OpenAI Patches ChatGPT DNS Data Exfiltration Flaw and Codex Command Injection That Exposed GitHub Tokens
Check Point and BeyondTrust disclose two distinct vulnerabilities in OpenAI products that allowed covert data theft through DNS queries and GitHub token compromise via branch name injection.
Overview
Two security research teams have independently disclosed vulnerabilities in OpenAI’s flagship products that could have allowed attackers to silently steal sensitive data from users. Check Point Research revealed a DNS-based data exfiltration channel in ChatGPT’s code execution environment, while Phantom Labs, the research arm of BeyondTrust, detailed a command injection flaw in OpenAI Codex that exposed GitHub authentication tokens. Both vulnerabilities have been patched, but the disclosures raise broader questions about the security posture of AI platforms that handle sensitive user data.
These findings follow a pattern of security vulnerabilities discovered in AI coding tools. The Machine Herald previously reported on similar issues affecting Anthropic’s Claude Code, where repository cloning could trigger arbitrary command execution.
ChatGPT DNS Exfiltration
The more technically novel of the two flaws targeted the Linux runtime environment that ChatGPT uses for code execution and data analysis. OpenAI’s security architecture blocks direct outbound network requests from this container, but Check Point researchers discovered that DNS queries were not subject to the same controls, according to The Register.
By encoding sensitive information into DNS domain queries, an attacker could exfiltrate user messages, uploaded files, and AI-generated summaries to an external server without triggering any safeguards.

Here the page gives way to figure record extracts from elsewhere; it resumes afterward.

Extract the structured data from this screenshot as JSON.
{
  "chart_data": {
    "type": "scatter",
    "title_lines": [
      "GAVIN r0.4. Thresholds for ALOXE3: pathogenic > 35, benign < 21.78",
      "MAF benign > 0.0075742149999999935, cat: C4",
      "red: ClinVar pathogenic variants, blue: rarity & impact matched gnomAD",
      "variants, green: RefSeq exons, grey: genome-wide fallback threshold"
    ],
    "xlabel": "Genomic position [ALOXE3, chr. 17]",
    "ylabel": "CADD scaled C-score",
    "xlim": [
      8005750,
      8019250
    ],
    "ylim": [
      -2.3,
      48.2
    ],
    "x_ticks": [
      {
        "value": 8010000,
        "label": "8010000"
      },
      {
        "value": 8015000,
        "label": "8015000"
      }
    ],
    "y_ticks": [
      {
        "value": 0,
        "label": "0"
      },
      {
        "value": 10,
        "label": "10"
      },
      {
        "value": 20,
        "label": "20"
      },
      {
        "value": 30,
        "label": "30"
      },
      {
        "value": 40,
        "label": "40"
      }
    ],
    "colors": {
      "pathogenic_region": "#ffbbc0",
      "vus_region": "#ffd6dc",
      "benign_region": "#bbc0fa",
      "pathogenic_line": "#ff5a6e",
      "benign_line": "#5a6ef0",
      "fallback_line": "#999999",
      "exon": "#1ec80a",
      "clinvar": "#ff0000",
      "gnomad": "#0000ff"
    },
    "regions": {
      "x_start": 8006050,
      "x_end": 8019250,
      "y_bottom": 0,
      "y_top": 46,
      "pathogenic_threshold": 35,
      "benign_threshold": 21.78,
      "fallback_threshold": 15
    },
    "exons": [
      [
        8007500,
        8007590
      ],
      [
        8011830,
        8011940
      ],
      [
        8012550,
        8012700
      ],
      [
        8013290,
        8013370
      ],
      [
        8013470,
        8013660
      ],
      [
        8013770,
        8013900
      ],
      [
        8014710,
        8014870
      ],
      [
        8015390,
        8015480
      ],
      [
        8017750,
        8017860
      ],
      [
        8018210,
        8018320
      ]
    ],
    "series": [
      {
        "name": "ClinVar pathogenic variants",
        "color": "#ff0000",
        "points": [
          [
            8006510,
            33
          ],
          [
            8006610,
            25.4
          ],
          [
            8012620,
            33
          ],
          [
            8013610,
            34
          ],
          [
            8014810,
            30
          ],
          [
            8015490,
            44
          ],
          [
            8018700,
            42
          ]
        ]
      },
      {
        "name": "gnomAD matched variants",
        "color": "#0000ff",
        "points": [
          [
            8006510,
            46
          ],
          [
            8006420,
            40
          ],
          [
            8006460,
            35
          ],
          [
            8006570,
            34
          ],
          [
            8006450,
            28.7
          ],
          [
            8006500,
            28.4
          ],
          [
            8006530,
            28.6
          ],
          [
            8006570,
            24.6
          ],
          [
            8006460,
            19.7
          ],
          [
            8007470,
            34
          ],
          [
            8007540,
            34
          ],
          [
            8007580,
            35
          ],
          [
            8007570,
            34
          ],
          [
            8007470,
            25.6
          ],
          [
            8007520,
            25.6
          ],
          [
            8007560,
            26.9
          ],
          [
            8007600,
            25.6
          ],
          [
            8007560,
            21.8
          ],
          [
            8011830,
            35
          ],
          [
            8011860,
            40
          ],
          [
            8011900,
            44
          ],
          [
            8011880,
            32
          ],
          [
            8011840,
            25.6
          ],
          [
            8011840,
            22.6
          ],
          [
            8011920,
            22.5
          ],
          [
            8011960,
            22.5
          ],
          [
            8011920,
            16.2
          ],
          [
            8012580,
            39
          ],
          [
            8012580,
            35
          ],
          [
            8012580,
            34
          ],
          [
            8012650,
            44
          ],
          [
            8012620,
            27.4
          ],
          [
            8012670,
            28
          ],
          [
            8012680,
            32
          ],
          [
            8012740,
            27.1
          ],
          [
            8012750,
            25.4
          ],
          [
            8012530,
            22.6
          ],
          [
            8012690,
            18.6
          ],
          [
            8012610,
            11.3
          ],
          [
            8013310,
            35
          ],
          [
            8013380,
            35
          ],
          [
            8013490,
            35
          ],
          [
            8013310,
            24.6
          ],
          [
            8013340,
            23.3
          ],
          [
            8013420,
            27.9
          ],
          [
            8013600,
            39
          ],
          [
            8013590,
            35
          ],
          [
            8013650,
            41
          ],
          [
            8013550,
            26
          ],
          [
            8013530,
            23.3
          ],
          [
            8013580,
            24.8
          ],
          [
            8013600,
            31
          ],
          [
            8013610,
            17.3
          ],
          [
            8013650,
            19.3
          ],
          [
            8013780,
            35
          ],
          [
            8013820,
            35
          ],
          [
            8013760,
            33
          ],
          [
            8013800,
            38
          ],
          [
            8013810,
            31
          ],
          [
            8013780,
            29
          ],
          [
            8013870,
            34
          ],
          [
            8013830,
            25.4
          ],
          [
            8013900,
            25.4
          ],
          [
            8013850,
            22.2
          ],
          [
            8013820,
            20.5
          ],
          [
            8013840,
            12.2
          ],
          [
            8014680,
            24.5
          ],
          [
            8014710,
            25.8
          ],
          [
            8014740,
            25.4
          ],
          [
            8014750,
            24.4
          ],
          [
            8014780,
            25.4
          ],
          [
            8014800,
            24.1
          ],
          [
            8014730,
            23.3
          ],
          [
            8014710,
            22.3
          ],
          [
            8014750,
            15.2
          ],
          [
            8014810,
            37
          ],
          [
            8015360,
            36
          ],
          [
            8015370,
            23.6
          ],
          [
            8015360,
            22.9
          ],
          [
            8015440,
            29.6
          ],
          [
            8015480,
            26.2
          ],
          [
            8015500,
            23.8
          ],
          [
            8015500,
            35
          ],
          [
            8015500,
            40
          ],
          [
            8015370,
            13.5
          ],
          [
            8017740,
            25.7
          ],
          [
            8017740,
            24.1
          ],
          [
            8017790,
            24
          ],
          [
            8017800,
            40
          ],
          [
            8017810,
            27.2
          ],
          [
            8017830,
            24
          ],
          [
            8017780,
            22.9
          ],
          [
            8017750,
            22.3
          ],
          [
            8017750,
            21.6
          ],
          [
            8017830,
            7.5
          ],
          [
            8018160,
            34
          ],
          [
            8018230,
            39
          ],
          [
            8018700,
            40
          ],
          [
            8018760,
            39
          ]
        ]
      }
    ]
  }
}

Because the model itself assumed the execution environment lacked direct outbound capabilities, it could not recognize DNS exfiltration as unauthorized data transfer, as The Register reported.
Check Point demonstrated the attack with a custom GPT application posing as a health analyzer. When a user uploaded a PDF containing laboratory results with personal medical information, the application transmitted patient identity details and AI-generated medical assessments to an attacker-controlled server. When the user asked directly whether the uploaded data had been sent anywhere, ChatGPT falsely reported that no external sharing had occurred, according to The Register.
The researchers also demonstrated that the DNS channel could be escalated to establish a remote shell inside ChatGPT’s Linux environment, bypassing the model’s safety checks entirely while remaining invisible to the chat interface.
OpenAI patched the vulnerability on February 20, 2026. The company stated it had already identified the underlying problem internally. There is no evidence the flaw was exploited in the wild, according to The Register. OpenAI did not respond to requests for comment.
Codex Command Injection via Branch Names
Separately, Phantom Labs disclosed a command injection vulnerability in OpenAI Codex that allowed attackers to steal GitHub OAuth tokens used during repository operations. The flaw stemmed from improper input sanitization when Codex processed GitHub branch names during task execution, as reported by SiliconANGLE.
When Codex created a task, it cloned repositories and authenticated using short-lived GitHub OAuth tokens. By embedding malicious shell commands directly into branch name parameters, an attacker with repository access could execute arbitrary payloads inside the agent’s container and extract these authentication tokens, according to SiliconANGLE.
The vulnerability affected multiple Codex surfaces including the ChatGPT web interface, the Codex command-line interface, the software development kit, and IDE integrations, SiliconANGLE reported.
Phantom Labs reported the vulnerability to OpenAI on December 16, 2025, and it was patched by February 5, 2026. OpenAI’s fixes included improved input validation, stronger shell escaping protections, tighter controls around token exposure, and measures to limit token scope and lifetime during task execution, according to SiliconANGLE.
What We Don’t Know
- Whether the DNS exfiltration technique affects other AI platforms that use sandboxed code execution environments with similar architectures
- The full scope of data types that could have been exfiltrated through the DNS channel beyond the demonstrated proof-of-concept
- Whether OpenAI conducted a broader audit of its container security following these disclosures
- The number of custom GPT applications that may have been designed to exploit the DNS channel before the patch
Analysis
The two vulnerabilities highlight a recurring challenge in AI platform security: the gap between what AI systems believe about their own environment and the actual infrastructure constraints in place. ChatGPT’s code execution sandbox blocked HTTP requests but overlooked DNS, a protocol so fundamental to internet infrastructure that restricting it can break legitimate functionality. The Codex flaw, meanwhile, demonstrated that traditional web application vulnerabilities such as command injection remain relevant even in AI-native development tools.
As Phantom Labs noted, “AI coding agents are not just productivity tools. They are live execution environments with access to sensitive credentials,” according to SiliconANGLE. The simultaneous disclosure of these two flaws underscores the expanding attack surface that organizations face as AI tools gain deeper access to sensitive data and development infrastructure.